Distribution of brine in grain boundaries during static recrystallization in wet, synthetic halite: insight from broad ion beam sectioning and SEM observation at cryogenic temperature

We report observations from room temperature static recrystallization experiments (annealing times from minutes to year) of cold-pressed, synthetic, coarse-grained, wet sodium chloride, prepared by broad ion beam polishing and SEM observations at cryogenic temperature to observe directly the brine in grain boundaries. At all stages of annealing, the majority of the brine in the samples is connected in 2D sections along grain boundaries. Another part of the brine is in isolated brine inclusion arrays along grain boundaries and in brine inclusions left behind by migrating brine-filled grain boundaries. Most of these boundaries are mobile because the aggregate is coarsening. We interpret that the boundaries without observable brine films (<15 nm) and brine inclusion arrays are healed and immobile. Evolution of grain boundary structure involves three major processes. First, dissolution on one side of the grain boundary and precipitation on the other side, resulting in grain boundary migration. Second, the development of facets formed by low-index crystallographic planes of the grains bounding the grain boundary brine.
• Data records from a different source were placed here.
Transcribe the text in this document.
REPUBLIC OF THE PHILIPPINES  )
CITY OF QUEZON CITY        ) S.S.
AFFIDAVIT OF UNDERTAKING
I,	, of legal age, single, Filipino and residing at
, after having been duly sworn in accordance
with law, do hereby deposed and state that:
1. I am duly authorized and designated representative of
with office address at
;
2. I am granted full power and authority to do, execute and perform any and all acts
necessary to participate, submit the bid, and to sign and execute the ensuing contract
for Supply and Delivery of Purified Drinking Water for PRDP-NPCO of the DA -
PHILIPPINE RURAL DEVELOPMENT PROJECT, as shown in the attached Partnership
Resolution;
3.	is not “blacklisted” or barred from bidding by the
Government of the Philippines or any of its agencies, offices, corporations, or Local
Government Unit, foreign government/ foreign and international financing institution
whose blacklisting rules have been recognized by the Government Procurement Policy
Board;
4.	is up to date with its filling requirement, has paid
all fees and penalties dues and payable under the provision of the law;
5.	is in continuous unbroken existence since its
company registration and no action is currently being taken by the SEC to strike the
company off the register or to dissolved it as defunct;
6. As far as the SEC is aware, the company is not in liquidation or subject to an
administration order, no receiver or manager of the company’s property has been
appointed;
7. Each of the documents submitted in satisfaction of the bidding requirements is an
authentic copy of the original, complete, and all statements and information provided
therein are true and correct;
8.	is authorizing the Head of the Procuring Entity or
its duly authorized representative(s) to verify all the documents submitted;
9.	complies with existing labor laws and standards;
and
When both sides of a grain boundary are able to develop low-index facets in a thick brine film, the resulting impingement boundary is interpreted to be immobile and may prevent the new grain from migrating into a deformed neighbor. When one side of a faceted boundary consists of low-index crystallographic planes and the other side passively follows this faceted shape along irrational surfaces, the boundary is mobile. Third, the healing of grain boundary brine films, producing solid–solid grain boundaries without resolvable brine films.